Welcome to the Modern Moon Life

Stories from a shift from the masculine sun-based energy to finding a feminine moon-based life.

Faith in Myself | Breaking up with the Universe

Faith in Myself | Breaking up with the Universe

I wanted to put my faith in the universe. I had to learn to find faith in myself first.


faith

/fāTH/

noun

1.
complete trust or confidence in someone or something.
“this restores one’s faith in politicians”

2.
strong belief in God or in the doctrines of a religion, based on spiritual apprehension rather than proof.
“bereaved people who have shown supreme faith”


Faith to me was trust. Trust in something bigger than me. Bigger than us.

When I started (my very normal, it would turn out) mid-life “awakening” (crisis), I went about it in my usual personal way by reaching for every book I could get my hands on. From self-help to spirituality to new age & occult, I went looking for answers. And I had the “advantage” of the internet and Instagram spirituality. Information was everywhere.

With a lifetime of reading like this behind me, I could draw some patterns from the stories of the Bible and other religions I had studied, and the “laws” of spirituality, the most prevalent in pop culture to be the law of attraction. It seemed to make logical sense to me in ways that traditional religions hadn’t.

Trust and faith became the cornerstone of the things I was doing to try to release some of my desire to control the outcome of everything. Because the crushing pain when I obviously couldn’t control anything was unsustainable.

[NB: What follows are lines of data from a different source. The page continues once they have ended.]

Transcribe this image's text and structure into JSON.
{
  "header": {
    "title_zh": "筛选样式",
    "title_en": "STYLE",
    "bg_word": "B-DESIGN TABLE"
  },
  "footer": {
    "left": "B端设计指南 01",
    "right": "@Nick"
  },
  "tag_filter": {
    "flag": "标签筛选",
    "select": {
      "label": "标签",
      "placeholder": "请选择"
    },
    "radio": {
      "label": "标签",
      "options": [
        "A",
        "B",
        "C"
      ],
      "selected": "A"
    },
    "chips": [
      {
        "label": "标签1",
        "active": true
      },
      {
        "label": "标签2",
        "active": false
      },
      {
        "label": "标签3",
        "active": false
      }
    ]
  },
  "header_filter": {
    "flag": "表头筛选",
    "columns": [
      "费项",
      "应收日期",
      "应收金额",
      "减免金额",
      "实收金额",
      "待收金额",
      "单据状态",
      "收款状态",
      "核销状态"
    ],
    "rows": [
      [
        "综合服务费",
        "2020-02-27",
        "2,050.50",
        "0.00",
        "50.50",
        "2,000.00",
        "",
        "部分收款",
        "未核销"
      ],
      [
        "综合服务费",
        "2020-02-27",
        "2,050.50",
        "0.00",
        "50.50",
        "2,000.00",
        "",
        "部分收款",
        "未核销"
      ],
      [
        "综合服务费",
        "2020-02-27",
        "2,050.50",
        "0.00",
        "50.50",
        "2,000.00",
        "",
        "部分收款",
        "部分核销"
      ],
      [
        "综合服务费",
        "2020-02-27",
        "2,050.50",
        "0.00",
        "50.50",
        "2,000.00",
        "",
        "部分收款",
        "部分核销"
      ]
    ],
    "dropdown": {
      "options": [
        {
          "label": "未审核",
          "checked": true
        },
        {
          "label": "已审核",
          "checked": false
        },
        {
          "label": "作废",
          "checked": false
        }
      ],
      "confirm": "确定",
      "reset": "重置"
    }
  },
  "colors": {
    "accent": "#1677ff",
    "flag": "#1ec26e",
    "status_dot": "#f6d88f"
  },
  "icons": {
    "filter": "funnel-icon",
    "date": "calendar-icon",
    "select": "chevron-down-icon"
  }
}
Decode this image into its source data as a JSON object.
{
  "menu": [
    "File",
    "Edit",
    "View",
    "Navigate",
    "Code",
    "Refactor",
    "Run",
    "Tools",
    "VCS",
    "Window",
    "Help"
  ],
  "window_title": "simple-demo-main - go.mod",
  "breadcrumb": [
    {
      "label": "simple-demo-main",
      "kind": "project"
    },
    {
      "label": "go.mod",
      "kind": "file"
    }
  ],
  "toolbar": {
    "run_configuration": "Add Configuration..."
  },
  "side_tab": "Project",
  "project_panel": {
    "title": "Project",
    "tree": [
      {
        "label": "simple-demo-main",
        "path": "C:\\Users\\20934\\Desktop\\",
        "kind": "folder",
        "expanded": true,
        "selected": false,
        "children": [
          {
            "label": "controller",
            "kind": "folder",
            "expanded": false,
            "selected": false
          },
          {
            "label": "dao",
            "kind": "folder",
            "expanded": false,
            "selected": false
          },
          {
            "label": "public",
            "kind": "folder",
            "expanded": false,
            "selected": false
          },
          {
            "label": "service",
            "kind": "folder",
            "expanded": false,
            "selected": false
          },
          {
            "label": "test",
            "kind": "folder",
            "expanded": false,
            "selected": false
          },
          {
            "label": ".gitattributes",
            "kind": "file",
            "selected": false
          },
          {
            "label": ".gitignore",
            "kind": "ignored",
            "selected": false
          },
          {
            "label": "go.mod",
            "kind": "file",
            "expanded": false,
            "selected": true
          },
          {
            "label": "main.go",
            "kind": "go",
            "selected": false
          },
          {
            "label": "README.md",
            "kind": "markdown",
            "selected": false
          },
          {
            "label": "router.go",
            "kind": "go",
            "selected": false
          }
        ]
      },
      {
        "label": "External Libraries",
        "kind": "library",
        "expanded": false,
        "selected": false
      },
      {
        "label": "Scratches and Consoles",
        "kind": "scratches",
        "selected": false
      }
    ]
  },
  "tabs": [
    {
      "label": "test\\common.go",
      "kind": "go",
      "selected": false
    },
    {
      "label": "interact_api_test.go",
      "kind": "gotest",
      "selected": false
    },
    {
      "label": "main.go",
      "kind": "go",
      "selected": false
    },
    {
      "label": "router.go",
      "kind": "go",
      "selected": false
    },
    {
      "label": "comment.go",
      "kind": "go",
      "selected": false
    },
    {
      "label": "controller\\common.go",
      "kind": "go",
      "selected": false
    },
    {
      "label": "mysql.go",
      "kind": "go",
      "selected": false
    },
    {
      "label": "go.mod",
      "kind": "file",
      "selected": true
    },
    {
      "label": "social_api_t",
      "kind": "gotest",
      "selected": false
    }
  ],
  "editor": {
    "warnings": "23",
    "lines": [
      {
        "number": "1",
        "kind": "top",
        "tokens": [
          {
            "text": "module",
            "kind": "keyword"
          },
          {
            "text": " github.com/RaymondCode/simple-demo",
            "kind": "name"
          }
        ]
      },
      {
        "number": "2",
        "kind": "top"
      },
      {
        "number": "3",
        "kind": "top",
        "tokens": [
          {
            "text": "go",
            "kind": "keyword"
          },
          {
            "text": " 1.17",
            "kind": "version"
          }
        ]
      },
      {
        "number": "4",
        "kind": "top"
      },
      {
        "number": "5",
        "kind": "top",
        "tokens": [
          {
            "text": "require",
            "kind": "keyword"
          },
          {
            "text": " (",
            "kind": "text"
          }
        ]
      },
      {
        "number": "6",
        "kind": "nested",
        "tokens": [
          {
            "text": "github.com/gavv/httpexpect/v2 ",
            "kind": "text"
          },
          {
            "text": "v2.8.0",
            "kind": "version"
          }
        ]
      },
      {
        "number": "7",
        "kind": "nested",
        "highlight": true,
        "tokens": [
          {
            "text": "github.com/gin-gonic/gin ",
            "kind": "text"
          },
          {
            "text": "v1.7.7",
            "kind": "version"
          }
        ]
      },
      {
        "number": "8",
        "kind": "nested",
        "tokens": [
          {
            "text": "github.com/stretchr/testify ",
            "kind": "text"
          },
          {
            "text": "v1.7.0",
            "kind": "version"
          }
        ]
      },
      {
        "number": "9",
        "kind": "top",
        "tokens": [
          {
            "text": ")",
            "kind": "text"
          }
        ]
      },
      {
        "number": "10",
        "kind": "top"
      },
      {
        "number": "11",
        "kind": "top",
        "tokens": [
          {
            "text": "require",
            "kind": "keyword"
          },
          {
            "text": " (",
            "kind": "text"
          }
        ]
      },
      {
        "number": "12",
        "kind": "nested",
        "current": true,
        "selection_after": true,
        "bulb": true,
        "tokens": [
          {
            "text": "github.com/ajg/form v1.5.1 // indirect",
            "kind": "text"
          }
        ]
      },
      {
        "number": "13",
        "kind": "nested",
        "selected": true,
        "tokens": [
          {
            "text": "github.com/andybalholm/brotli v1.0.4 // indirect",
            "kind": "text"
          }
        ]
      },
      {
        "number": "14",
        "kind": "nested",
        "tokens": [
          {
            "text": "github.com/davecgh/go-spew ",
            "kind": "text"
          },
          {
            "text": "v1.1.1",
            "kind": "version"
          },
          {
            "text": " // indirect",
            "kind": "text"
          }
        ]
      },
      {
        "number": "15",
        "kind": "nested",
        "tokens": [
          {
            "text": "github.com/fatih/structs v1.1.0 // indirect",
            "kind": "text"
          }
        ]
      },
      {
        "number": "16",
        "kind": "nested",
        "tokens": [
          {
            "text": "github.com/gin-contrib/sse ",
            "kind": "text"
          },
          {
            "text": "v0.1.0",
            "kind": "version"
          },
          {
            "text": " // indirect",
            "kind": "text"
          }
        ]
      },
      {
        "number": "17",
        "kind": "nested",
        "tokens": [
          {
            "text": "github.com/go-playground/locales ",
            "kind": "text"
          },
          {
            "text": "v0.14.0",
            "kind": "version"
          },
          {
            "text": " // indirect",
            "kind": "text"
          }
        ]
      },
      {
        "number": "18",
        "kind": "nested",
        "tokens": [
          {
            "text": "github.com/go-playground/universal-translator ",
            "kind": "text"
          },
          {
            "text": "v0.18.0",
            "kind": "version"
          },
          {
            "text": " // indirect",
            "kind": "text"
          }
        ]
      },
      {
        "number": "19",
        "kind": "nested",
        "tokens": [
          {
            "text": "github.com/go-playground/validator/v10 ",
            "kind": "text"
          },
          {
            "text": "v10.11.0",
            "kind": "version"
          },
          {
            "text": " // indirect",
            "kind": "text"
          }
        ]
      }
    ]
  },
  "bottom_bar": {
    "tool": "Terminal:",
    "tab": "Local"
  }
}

I found Pema Chödrön to be so clear when talking about the practice of being present and continuously releasing the outcome. Those instructions are well-known as a linchpin spiritual teaching in the Buddhist tradition:

​​”It’s not life that causes suffering, says Buddhist teacher Pema Chödrön, it’s our story about life — our interpretation — that causes so much distress. When we practice interrupting the story we’re telling ourselves, we can find a new freedom and flexibility in the face of uncertainty and change.”

But I found there was a paradox in how I was clinging to this “rule”. By trying to “obey” it, I was trying to force the release.

I finally realized, far enough into this journey to have learned and integrated the lessons over and over, that my body knows the answers.

My body knows the answers before my mind can receive them, interpret them and assign a story to them.

And my “problem” was not that I didn’t have faith, but was that I was assigning that trust to the wrong entity first. I was relying on the universe — the esoteric force greater than us that I do believe exists, but exists in a way that our human mind can’t even fathom in its entirety. I was relying on it for all the answers. Even knowing it, whatever it is, is chaotic, neutral at best.

I finally understood I needed to rely on my body, on me, first. I needed to get quiet and listen to the signals my body would send up. To feel into it before my brain got ahold of it and added layer upon layer of interpretations, expectations, conditioning, shame, and ego, things that had kept me alive — and “successful” up to that point.

I needed to learn to trust in myself first, and the universal energy would “flow” easier. Not always easy. The outcome still wasn’t up to me. But if I could trust in my body to tell me the direction of the decisions I was making, I could finally release the outcome in a way that whatever happened wouldn’t make me feel helpless.

Because I would no longer be a bird bobbing on the ocean aimlessly adrift looking for the next “sign” to tell me to turn. Instead, I could be an aviator reading the current, choosing which direction to go based on the present conditions, and I could trust, that because of that choice, even (especially) if things went in ways I couldn’t imagine, that I had done the best I could with what was presented to me at that time.

And I could trust, perhaps, that even if it felt like a failure, a loss, that I would note that in my future decision making — my body would keep the score. I would do better/different/the same in the next decision, the next body response.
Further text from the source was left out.